Le Giec, une institution de l’Onu qui rassemble les plus grands spécialistes du réchauffement climatique, produit un rapport tous les sept ans depuis les années 1990. Ses conclusions sont relues, corrigées et approuvées par des milliers d'experts à travers le monde et des représentants de chaque gouvernement. Chacun de ces rapports comprend trois volets : l’un sur le constat, l'autre sur les impacts du dérèglement climatique et le troisième sur les solutions. C'est cette dernière partie du sixième rapport du Giec qui a été publiée ce lundi. Elle vise à présenter les solutions technologiques les plus pertinentes pour réduire nos émissions de gaz à effet de serre.
Le CO2 doit cesser de croître avant 2025
Selon ce rapport, il nous resterait huit ans pour mettre en place des solutions fortes de réduction d’émissions de GES. Aujourd’hui, le CO2 ne fait qu’augmenter. Il faut qu’il cesse de croître avant 2025, et que la quantité émise soit réduite de moitié d’ici 2030.
Nadia Maïzi, professeure à l’École des Mines, est l’une des autrices du rapport, veut alarmer sur le sérieux de cette étude : "On n’est pas là pour crier au loup encore plus fort que d'habitude. Car ce sont vraiment des éléments de mesure, des preuves scientifiques… D’ailleurs, je pense que tout le monde a pu comprendre que les derniers événements, les derniers incendies, les derniers 40 degrés dans les pôles sont des questions assez prégnantes aujourd’hui."
Parmi les actions efficaces et immédiates à adopter, le rapport se consacre pour la première fois aux solutions comportementales, telles que la réduction de la consommation d’énergie ou de la consommation de viande, une première dans l’histoire du Giec.
La sobriété comme solution majeure contre le changement climatique
Les scientifiques tentent ainsi de répondre à la question : "Comment le monde peut se passer d’une partie de l’énergie aujourd’hui produite ?" C’est un concept qui n’est pas nouveau, cela s’appelle la "sobriété", mais ce domaine n’avait jamais été présenté par le Giec comme l’une des solutions majeures pour combattre le réchauffement climatique. C’est en effet un sujet politique très sensible.
"La sobriété, c’est une diminution de notre consommation d’énergie en revoyant nos modes de vie et nos habitudes", définit Nicolas Goldberg, consultant en énergie chez Colombus Consulting.
"Il ne faut pas confondre ce terme avec "efficacité", qui est faire la même chose mais de manière plus efficace, comme se loger dans une maison bien isolée pour mieux se chauffer", poursuit-il. "La sobriété, en revanche, c’est limiter son chauffage à 19 degrés et enfiler un pull".

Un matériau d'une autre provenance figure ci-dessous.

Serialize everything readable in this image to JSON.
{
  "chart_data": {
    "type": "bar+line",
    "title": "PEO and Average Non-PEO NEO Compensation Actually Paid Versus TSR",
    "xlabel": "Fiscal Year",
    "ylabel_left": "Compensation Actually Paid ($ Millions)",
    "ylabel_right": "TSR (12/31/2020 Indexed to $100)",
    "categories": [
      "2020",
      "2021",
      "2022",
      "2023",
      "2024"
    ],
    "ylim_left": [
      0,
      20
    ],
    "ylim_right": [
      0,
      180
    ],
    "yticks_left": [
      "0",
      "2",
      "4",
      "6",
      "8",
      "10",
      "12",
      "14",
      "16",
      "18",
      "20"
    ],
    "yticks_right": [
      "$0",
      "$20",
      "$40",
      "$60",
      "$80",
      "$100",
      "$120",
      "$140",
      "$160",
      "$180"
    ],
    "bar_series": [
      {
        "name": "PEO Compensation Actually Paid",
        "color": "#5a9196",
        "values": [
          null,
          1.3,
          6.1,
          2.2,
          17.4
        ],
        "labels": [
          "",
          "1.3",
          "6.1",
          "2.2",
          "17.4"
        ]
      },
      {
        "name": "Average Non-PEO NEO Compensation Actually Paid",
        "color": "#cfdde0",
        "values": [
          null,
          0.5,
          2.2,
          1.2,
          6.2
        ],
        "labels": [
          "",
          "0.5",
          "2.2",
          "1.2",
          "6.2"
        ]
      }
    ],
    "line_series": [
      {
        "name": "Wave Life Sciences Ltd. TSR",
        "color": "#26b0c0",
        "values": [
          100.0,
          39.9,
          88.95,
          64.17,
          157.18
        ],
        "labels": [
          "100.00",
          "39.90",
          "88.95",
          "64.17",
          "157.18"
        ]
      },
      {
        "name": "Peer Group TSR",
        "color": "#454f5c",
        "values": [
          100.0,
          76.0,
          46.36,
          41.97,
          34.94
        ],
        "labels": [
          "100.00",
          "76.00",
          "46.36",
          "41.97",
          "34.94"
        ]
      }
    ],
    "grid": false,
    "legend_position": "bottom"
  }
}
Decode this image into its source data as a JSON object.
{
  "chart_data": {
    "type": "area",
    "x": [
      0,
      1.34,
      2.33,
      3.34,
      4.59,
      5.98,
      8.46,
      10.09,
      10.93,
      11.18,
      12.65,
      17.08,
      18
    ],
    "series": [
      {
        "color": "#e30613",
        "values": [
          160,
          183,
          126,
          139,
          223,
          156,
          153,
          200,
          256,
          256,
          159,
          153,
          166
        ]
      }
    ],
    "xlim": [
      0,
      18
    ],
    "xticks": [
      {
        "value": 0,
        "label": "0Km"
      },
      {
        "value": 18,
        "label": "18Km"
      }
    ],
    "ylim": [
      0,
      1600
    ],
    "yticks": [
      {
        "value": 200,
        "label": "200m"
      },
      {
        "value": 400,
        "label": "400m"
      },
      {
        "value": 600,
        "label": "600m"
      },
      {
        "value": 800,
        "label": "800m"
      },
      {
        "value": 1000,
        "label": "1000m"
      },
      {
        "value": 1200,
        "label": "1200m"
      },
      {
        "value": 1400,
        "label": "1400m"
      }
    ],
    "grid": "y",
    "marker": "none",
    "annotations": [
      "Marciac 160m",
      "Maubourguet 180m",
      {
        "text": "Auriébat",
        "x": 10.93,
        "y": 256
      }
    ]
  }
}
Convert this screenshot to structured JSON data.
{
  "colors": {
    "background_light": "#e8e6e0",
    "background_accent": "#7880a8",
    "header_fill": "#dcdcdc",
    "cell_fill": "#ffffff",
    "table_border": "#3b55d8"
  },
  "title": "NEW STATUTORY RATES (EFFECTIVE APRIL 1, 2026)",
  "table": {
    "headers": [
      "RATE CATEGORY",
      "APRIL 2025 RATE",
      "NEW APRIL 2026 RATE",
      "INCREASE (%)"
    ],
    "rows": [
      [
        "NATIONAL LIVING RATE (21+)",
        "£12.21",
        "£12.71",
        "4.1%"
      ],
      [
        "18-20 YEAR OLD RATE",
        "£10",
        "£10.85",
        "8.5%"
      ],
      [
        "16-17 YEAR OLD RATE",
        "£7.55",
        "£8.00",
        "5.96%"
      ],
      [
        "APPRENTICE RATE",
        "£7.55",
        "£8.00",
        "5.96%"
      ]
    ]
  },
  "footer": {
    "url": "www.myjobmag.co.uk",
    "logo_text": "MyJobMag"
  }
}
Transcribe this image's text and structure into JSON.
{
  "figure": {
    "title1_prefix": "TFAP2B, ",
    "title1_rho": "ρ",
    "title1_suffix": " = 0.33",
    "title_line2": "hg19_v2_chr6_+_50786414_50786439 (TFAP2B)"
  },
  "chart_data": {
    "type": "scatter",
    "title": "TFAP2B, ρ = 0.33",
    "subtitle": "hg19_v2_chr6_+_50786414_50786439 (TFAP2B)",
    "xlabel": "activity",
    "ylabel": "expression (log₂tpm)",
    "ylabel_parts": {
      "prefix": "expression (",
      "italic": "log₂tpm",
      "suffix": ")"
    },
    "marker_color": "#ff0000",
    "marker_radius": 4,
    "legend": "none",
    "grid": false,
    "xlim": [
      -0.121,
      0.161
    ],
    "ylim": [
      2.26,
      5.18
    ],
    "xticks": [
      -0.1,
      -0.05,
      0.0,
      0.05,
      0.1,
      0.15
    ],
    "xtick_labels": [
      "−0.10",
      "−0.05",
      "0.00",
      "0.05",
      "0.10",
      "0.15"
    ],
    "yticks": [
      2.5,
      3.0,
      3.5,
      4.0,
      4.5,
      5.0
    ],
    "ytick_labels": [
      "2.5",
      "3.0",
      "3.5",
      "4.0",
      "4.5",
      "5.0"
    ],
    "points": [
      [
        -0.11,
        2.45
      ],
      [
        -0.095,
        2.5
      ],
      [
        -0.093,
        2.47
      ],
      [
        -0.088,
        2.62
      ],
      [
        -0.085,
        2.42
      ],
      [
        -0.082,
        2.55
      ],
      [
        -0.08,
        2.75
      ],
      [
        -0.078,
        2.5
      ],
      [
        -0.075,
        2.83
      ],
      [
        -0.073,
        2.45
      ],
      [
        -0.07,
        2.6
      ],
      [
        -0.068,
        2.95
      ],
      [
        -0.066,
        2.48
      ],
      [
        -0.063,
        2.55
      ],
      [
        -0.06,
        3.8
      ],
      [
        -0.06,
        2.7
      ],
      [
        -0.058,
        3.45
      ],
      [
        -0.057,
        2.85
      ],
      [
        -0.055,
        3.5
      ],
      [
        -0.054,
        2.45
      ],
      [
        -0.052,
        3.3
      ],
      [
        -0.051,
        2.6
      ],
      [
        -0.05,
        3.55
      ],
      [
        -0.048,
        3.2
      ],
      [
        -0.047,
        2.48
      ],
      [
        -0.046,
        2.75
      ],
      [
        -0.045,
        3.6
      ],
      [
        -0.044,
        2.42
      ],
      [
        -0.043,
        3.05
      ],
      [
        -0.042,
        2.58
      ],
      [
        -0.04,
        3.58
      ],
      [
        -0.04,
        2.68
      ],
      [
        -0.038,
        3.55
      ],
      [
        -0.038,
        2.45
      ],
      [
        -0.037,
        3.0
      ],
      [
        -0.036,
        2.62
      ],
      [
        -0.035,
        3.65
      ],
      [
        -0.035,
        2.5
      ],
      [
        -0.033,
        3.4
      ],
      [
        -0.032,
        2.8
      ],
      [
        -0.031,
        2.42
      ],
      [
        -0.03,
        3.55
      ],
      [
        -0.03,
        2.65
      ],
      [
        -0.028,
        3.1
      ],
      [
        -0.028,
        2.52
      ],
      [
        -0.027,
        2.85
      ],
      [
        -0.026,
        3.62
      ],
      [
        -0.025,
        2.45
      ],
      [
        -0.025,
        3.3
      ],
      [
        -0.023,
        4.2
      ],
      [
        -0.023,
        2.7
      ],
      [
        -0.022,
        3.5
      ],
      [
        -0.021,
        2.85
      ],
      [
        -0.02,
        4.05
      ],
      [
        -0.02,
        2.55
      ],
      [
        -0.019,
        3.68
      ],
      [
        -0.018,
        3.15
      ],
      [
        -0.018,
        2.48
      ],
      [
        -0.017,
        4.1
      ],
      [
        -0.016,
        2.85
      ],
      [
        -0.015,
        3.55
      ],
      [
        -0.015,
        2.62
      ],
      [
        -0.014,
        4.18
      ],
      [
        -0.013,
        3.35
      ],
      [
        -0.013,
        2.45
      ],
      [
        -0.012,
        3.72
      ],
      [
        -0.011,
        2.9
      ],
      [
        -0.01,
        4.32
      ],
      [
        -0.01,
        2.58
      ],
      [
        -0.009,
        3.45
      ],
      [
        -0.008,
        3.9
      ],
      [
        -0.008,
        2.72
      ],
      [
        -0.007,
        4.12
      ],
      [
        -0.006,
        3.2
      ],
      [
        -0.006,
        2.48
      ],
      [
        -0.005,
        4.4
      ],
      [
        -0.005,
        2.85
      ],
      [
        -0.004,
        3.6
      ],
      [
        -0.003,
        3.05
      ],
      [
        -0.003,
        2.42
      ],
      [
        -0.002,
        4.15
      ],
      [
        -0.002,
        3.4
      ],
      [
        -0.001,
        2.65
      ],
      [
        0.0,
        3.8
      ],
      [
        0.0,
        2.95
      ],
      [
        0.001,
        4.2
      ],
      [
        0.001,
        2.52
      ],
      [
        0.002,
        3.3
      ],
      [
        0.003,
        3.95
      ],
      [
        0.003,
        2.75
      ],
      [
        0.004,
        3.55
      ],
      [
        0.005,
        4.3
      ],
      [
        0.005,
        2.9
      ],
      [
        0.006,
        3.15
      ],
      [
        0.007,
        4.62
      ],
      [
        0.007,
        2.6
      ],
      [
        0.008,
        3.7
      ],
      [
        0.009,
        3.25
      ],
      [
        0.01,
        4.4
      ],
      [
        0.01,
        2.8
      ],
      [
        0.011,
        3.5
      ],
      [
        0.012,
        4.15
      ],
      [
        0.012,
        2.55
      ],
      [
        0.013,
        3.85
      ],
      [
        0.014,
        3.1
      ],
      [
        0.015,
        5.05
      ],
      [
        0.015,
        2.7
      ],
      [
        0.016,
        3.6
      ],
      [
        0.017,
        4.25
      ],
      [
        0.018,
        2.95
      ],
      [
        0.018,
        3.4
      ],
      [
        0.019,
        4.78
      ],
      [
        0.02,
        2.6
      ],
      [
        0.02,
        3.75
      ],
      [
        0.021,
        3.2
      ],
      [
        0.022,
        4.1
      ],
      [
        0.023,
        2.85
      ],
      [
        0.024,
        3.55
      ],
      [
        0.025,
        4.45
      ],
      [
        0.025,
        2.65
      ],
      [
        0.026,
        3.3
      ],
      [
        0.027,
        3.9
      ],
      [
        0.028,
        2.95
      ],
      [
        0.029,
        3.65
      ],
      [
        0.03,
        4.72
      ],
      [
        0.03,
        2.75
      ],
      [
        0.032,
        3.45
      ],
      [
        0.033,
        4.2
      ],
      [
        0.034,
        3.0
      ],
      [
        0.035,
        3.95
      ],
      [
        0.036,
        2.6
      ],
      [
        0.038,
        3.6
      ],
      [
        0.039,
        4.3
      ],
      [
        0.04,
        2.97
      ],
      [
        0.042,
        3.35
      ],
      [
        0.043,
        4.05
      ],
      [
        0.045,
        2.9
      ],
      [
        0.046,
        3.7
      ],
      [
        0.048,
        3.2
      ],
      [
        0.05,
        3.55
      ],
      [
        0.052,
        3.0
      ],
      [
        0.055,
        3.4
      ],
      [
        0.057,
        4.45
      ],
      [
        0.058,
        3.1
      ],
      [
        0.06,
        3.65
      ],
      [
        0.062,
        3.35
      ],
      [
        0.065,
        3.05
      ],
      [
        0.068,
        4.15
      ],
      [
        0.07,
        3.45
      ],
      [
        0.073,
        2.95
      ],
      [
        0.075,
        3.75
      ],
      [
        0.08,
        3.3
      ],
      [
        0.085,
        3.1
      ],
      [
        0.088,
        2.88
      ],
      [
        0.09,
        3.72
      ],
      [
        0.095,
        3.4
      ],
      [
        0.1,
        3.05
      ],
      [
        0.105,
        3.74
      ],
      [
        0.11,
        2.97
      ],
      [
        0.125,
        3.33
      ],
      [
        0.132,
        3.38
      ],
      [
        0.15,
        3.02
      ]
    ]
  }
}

Un sujet "explosif" sur le plan politique
Baisser le chauffage mais aussi généraliser le télétravail, favoriser le covoiturage, rouler moins vite, construire des voitures plus petites et moins lourdes pour extraire moins de matières premières… Toutes ces mesures de sobriété sont des leviers efficaces de réduction d’émissions de CO2, mais peu attractives sur le plan politique.
"C’est un sujet explosif", admet Nicolas Goldberg. "Mais ce sera nécessaire, sinon on va s'orienter vers une sobriété subie, comme on l’a en ce moment", ajoute le consultant en énergie. "Aujourd’hui, beaucoup de gens ne prennent plus leur véhicule à essence pour une question de portefeuille. Et ce sera à mon avis beaucoup plus violent si la sobriété surgit ainsi, comme une contrainte, et bouleverse nos vies. Un débat démocratique sur la question, certes difficile à mettre en place, pour réduire la consommation d’énergie sera moins indolore", conclut-il.
Malgré un léger ralentissement en 2020, les émissions mondiales de gaz à effet de serre n’ont jamais cessé d’augmenter depuis les années 1850. La planète se situe, actuellement, sur une trajectoire de réchauffement de trois degrés d’ici la fin du siècle. D'après le rapport du Giec, les montants à investir pour faire face au dérèglement climatique devront, d'ici 2030, être six fois plus importants que les investissements actuels.